ただし社内は一枚岩ではなさそうだ。より生産現場に近い幹部たちは鶴岡工場の買収を考えている一方、経営上層部はファンドリー委託の形態を模索している。数年後もソニーがトップシェアに君臨し続ける保証がないからこそ、経営幹部はリスクと出資額を少しでも抑えたいのが本音。鶴岡工場の生産ラインを転用するには一部装置を買い足す必要があり、300億円前後の出費が生じる可能性がある。

任天堂の不振で稼動率が低下

任天堂「WiiU」の売れ行きは低調だ

一方のルネサス。8月2日には、鶴岡工場をはじめとする甲府工場や滋賀工場などの閉鎖を発表した。鶴岡工場は任天堂のゲーム機向け半導体が主力だが、「Wii」「WiiU」の販売不振を受けて工場稼働率は低下が続く。

「任天堂の半導体は相当数の在庫を抱えていることは間違いない。鶴岡工場が閉鎖になっても困らないのでは」とある半導体メーカー幹部は打ち明ける。

鶴岡工場は旧NECエレクトロニクスの流れをくみ、混載DRAMという、記憶回路であるDRAMとロジック回路というまったく製造工程が違う2つを1枚のウエハ上で実現できる世界唯一の技術がある。ソニーが魅力を感じたのも、この高い技術を支えるエンジニアがいるためだ。
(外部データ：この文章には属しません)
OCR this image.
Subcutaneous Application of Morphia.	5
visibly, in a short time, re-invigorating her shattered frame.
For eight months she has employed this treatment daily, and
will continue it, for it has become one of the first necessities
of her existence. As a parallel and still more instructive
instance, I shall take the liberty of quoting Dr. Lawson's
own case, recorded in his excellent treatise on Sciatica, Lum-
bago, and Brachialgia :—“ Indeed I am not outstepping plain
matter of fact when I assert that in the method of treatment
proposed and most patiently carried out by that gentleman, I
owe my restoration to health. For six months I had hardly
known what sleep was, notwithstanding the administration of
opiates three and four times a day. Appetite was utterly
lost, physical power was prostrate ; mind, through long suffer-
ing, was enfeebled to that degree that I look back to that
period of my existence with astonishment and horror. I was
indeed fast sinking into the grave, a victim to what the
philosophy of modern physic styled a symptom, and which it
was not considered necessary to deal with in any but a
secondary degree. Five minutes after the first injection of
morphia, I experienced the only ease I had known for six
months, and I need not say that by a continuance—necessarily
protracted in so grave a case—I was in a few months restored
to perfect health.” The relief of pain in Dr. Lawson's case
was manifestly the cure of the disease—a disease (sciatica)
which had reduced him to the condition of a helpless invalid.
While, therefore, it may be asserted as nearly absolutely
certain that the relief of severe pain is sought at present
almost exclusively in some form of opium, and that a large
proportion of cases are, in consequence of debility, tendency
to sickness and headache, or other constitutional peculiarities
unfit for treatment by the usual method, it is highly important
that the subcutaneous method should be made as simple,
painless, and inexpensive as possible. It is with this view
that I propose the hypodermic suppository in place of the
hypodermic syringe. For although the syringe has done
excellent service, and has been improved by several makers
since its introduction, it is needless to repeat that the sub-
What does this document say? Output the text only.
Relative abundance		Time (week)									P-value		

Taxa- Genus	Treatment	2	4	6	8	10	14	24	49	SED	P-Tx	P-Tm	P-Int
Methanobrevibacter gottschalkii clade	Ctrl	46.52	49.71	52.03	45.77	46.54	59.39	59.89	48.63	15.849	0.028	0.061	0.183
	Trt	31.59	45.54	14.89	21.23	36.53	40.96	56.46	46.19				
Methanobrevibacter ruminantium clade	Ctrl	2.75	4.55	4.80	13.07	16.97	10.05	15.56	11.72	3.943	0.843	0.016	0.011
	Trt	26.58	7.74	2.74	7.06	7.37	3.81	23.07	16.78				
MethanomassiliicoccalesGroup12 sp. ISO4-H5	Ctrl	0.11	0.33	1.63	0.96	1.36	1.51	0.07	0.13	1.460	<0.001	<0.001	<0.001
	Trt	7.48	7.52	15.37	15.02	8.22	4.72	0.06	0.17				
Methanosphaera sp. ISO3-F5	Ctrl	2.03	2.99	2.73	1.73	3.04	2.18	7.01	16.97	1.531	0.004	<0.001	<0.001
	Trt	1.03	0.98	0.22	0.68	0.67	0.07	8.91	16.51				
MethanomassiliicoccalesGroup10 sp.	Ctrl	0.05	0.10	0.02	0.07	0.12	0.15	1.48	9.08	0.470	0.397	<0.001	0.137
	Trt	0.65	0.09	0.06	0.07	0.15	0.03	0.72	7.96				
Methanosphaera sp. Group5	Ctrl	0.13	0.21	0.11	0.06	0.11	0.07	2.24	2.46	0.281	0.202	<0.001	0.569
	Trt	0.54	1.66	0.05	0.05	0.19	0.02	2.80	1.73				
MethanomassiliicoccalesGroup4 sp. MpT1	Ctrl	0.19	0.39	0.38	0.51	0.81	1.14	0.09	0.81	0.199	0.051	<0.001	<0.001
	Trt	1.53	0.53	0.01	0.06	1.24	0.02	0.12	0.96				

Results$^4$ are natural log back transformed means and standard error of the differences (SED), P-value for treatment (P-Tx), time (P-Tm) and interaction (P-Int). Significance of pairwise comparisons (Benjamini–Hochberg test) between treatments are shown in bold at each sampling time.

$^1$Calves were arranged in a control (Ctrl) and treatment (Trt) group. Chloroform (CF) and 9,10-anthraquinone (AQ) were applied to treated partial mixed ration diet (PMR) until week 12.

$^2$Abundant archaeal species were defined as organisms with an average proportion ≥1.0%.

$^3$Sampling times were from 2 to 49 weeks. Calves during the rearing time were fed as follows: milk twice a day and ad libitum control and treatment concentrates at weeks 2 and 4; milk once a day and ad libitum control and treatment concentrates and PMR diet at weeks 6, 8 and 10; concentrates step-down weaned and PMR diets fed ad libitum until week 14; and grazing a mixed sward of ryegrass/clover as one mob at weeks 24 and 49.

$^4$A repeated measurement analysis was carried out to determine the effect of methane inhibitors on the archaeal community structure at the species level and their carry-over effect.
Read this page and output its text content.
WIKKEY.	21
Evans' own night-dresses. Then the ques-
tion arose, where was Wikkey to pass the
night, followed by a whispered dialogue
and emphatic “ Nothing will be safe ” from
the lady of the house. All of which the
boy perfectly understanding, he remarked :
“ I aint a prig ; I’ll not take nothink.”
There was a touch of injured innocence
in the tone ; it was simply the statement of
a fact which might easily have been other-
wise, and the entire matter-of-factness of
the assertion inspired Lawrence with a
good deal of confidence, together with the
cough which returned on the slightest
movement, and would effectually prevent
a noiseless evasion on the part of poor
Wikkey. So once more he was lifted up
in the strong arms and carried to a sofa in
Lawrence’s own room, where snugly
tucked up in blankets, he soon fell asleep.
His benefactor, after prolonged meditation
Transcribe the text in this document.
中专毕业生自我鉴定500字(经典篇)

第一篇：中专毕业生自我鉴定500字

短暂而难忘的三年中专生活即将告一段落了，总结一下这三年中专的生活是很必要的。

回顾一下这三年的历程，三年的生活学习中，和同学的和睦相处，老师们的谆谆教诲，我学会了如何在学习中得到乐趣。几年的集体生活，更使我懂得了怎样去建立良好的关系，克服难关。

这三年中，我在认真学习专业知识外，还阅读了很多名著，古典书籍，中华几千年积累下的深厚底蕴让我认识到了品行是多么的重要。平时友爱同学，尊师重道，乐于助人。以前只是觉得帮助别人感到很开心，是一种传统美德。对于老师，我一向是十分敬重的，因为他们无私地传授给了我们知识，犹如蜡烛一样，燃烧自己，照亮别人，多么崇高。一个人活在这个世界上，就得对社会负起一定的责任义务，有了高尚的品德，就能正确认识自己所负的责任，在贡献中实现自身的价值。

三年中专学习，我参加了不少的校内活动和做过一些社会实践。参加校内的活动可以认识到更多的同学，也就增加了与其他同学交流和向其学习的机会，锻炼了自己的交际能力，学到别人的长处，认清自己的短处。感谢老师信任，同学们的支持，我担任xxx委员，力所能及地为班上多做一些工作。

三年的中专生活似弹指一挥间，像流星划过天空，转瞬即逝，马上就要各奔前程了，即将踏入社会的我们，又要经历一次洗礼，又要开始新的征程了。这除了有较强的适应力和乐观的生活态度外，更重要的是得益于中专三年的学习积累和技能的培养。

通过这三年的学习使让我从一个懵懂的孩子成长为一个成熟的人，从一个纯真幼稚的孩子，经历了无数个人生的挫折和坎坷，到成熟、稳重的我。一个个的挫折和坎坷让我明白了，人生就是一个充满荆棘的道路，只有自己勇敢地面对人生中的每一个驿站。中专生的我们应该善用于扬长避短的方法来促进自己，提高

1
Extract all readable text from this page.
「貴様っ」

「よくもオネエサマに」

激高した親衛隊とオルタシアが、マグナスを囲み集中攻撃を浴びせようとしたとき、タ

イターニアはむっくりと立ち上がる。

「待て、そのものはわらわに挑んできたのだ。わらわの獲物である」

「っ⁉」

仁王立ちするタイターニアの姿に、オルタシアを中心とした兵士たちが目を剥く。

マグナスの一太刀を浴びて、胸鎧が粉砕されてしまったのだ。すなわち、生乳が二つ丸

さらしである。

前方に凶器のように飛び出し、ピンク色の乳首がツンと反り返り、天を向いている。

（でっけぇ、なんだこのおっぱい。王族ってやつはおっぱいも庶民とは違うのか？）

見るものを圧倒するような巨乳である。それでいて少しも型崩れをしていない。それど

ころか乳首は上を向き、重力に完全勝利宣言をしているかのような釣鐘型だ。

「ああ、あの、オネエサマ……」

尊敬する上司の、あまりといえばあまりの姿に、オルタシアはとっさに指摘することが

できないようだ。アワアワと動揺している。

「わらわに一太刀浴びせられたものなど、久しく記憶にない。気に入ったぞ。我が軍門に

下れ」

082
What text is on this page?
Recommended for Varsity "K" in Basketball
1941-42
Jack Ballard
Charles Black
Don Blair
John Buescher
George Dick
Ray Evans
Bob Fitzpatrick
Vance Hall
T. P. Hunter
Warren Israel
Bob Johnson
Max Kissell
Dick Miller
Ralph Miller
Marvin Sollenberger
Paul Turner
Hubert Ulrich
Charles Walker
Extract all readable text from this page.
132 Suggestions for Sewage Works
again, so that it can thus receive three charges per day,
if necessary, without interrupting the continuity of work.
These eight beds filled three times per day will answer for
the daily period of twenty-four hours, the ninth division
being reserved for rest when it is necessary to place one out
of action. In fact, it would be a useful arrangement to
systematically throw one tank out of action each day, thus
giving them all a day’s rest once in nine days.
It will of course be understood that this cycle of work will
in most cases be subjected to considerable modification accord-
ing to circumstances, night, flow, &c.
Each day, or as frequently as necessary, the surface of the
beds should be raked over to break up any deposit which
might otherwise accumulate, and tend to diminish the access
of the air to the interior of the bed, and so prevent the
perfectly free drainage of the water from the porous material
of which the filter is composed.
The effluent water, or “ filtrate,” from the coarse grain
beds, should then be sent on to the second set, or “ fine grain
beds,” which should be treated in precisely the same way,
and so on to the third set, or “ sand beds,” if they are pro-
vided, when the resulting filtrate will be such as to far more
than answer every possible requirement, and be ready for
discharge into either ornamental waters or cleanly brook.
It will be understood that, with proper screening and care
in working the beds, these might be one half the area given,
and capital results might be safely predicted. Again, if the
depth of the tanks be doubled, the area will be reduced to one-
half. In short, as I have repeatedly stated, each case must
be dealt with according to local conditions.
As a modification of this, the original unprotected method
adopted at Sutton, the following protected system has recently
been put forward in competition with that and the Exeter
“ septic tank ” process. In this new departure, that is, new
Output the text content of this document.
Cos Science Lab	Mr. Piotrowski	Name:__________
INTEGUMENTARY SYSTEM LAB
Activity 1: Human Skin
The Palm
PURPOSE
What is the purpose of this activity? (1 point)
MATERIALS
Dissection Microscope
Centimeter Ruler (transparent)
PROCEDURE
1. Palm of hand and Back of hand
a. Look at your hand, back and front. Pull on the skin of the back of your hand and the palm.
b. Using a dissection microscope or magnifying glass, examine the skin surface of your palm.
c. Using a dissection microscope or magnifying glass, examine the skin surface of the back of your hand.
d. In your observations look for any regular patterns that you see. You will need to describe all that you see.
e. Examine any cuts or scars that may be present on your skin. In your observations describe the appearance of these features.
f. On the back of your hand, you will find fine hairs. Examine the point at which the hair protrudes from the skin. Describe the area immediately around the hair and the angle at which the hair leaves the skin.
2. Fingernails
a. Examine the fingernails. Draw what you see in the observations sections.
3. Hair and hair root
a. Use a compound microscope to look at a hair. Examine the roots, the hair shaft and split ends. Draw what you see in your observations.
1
2~3年前から鶴岡工場は、大手ファンドリーの台湾TSMCなどへの売却が試みられたが実現しなかった経緯がある。さらに「週刊東洋経済」でたびたび報じてきたように、鶴岡工場の独立計画もあった。産業革新機構の一部や海外半導体大手、国内事業会社などが出資した新会社がルネサスから鶴岡工場を買い取る案だった。

これも産業革新機構がルネサス本体に出資し、筆頭株主になったことで頓挫。絶望的かと思われたが、今年の夏にソニーが急浮上したことで再び薄明かりが射し始めている。